His letter repeated requests made by Katharine Jefferts Schori, the presiding bishop of the Episcopal Church, the American branch of Anglicanism. Bishop Jefferts Schori said that by attending the ceremony, Archbishop Akinola would heighten tensions between the Episcopal Church and many in the 77-million-member Anglican Communion.
The hope among leaders of the new diocese, the Convocation of Anglicans in North America, is that it will eventually be recognized by the communion as its rightful representative in the United States, replacing an Episcopal Church they say has strayed from traditional Anglican teachings.

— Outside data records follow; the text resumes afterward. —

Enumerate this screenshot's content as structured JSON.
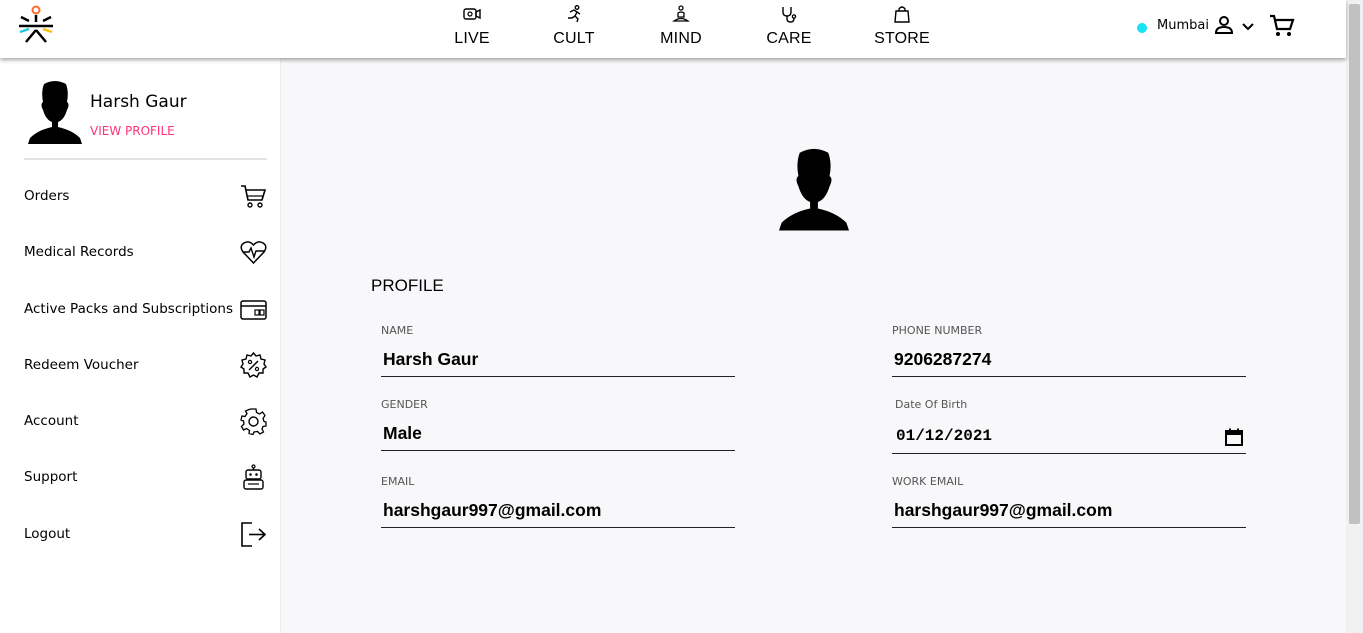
{
  "colors": {
    "accent_pink": "#ff3278",
    "city_dot": "#19e3f0",
    "logo_orange": "#ff6a2b",
    "logo_teal": "#1ec8dc",
    "logo_yellow": "#ffc107"
  },
  "header": {
    "nav": [
      {
        "label": "LIVE",
        "icon": "video-camera-icon"
      },
      {
        "label": "CULT",
        "icon": "running-person-icon"
      },
      {
        "label": "MIND",
        "icon": "meditation-icon"
      },
      {
        "label": "CARE",
        "icon": "stethoscope-icon"
      },
      {
        "label": "STORE",
        "icon": "shopping-bag-icon"
      }
    ],
    "city": "Mumbai"
  },
  "sidebar": {
    "name": "Harsh Gaur",
    "view_profile": "VIEW PROFILE",
    "items": [
      {
        "label": "Orders",
        "icon": "cart-icon"
      },
      {
        "label": "Medical Records",
        "icon": "heart-pulse-icon"
      },
      {
        "label": "Active Packs and Subscriptions",
        "icon": "card-icon"
      },
      {
        "label": "Redeem Voucher",
        "icon": "voucher-percent-icon"
      },
      {
        "label": "Account",
        "icon": "gear-icon"
      },
      {
        "label": "Support",
        "icon": "robot-icon"
      },
      {
        "label": "Logout",
        "icon": "logout-icon"
      }
    ]
  },
  "profile": {
    "title": "PROFILE",
    "name_label": "NAME",
    "name": "Harsh Gaur",
    "phone_label": "PHONE NUMBER",
    "phone": "9206287274",
    "gender_label": "GENDER",
    "gender": "Male",
    "dob_label": "Date Of Birth",
    "dob": "01/12/2021",
    "email_label": "EMAIL",
    "email": "harshgaur997@gmail.com",
    "work_email_label": "WORK EMAIL",
    "work_email": "harshgaur997@gmail.com"
  }
}
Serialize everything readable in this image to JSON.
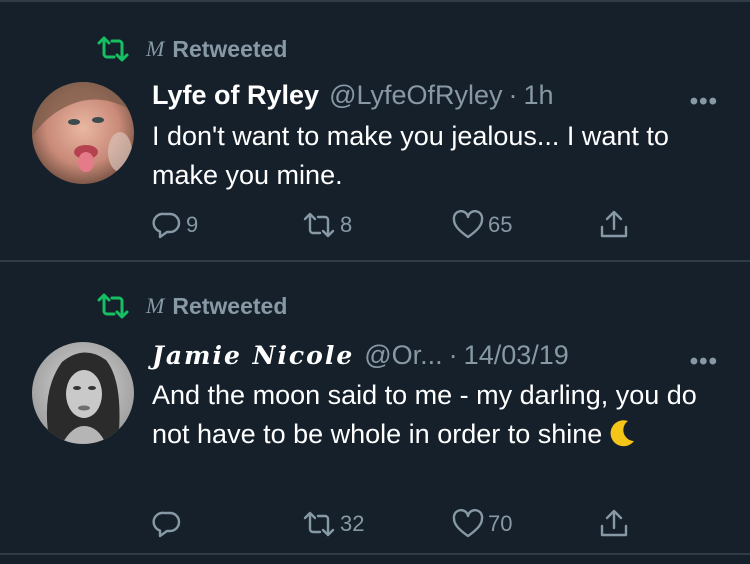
{
  "colors": {
    "background": "#15202b",
    "divider": "#2f3b47",
    "muted": "#8899a6",
    "retweet_green": "#17bf63",
    "text": "#ffffff"
  },
  "tweets": [
    {
      "retweeted_by": "M",
      "retweeted_label": "Retweeted",
      "author_name": "Lyfe of Ryley",
      "handle": "@LyfeOfRyley",
      "separator": "·",
      "time": "1h",
      "more": "•••",
      "text": "I don't want to make you jealous... I want to make you mine.",
      "replies": "9",
      "retweets": "8",
      "likes": "65"
    },
    {
      "retweeted_by": "M",
      "retweeted_label": "Retweeted",
      "author_name": "Jamie Nicole",
      "handle": "@Or...",
      "separator": "·",
      "time": "14/03/19",
      "more": "•••",
      "text": "And the moon said to me - my darling, you do not have to be whole in order to shine",
      "emoji": "crescent-moon",
      "replies": "",
      "retweets": "32",
      "likes": "70"
    }
  ]
}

“I see it as a building block for that,” Bishops Minns said in a news conference preceding his installation ceremony. He said the convocation would work with other groups of disaffected congregations to create a successor to the Episcopal Church.
Tensions have mounted since the communion’s archbishops, or primates, met earlier this year in Dar es Salaam, Tanzania, and issued an ultimatum insisting that the Episcopal Church pledge not to consecrate as bishops gay men or lesbians who are in relationships. The primates also demanded that the American church stop allowing bishops and priests from authorizing blessings of same-sex couples.
The Episcopal Church must give its decision by Sept. 30. If it rejects the ultimatum, the church risks a reduced role in the world’s third-largest Christian denomination, leaving the door open, some believe, for another group to take on the Anglican mantle in the United States.
So far, only a few dozen of about 7,600 Episcopal congregations have left. About 30 congregations are affiliated with the convocation, Bishop Minns said.
Despite the group’s tiny membership and some empty pews at the Virginia chapel Saturday, those at the ceremony were not about to let it become “a convergence of the unhappy,” as Bishop Minns said they had been described.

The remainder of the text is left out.